Durch das Absterben der Eschen habe es eine Beschattung der angrenzenden Buchen schon längere Zeit nicht mehr gegeben. „Die Trockenschäden in den Buchenkronen beziehungsweise im angrenzenden Bestand wurden unter anderem durch Drohnenfotos dokumentiert, da dieser Vorwurf zu erwarten war“, fügt Schepp hinzu. Er wolle nicht ausschließen, dass es auch zu Fehlentscheidungen hinsichtlich des Holzeinschlages kommen kann. Eine pauschale Antwort zu geben, sei schwierig. Mit Sicherheit sagen könne man aber, dass die Abholzung des bereits genannten Erlen-Eschen-Sumpfwaldes bei Hüttenfeld auch aus heutiger Sicht keine Fehlentscheidung war. Das Absterben der Eschentriebe im angrenzenden Waldgebiet schreite indes voran, vermutlich noch in diesem Winter seien weitere Einschläge geplant, um Schaden abzuwenden.

Nachhaltigkeit als Argument

Grundsätzlich würden nur beschädigte Bäume gefällt, um entweder eine Entwertung zu vermeiden, oder aber auch, um die Verkehrssicherheit herzustellen. „Regulärer Einschlag, insbesondere in älteren Buchenbeständen, findet überhaupt nicht statt“, versichert Ralf Schepp. Gleichwohl gebe es Fällungen in Gebieten mit jüngeren Eichenbeständen. Dies müsse jedoch aus Gründen der Nachhaltigkeit auch in Fauna-Flora-Habitat-Gebieten (FFH) sein. „Und das widerspricht selbstverständlich nicht den Erhaltungszielen“, beteuert Schepp.

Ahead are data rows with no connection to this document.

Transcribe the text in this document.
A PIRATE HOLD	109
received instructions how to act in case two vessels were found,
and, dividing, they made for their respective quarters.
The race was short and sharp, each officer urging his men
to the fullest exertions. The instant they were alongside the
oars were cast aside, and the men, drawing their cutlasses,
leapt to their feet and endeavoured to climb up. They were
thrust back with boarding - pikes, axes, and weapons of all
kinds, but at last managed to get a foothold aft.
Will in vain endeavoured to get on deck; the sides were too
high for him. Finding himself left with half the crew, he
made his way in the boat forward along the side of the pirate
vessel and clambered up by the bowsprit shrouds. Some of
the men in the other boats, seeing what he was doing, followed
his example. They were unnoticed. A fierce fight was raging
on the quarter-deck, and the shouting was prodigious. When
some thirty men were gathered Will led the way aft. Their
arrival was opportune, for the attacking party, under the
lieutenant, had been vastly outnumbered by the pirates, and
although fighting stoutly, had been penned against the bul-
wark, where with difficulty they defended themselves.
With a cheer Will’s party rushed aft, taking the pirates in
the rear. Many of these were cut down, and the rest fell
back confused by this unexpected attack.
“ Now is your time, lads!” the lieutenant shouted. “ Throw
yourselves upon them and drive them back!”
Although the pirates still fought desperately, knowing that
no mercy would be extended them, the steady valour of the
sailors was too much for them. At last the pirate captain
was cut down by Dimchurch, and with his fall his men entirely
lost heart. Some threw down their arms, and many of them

Auch die von Hodges und Ziesling kritisierte Bodenverdichtung auf forstwirtschaftlicher Wegen ist aus Sicht von Schepp weniger dramatisch als allgemein angenommen. So würden mittlerweile breitere Niederdruckreifen den Waldboden entlasten. Auch die bisherige Breite der sogenannten Rückegassen von vier Metern werde weiterhin bestehen. „Dass die Artenvielfalt insgesamt durch die Rückegassen leiden soll, ist meiner Ansicht nach bisher nicht belegt“, sagt der Forstamtschef.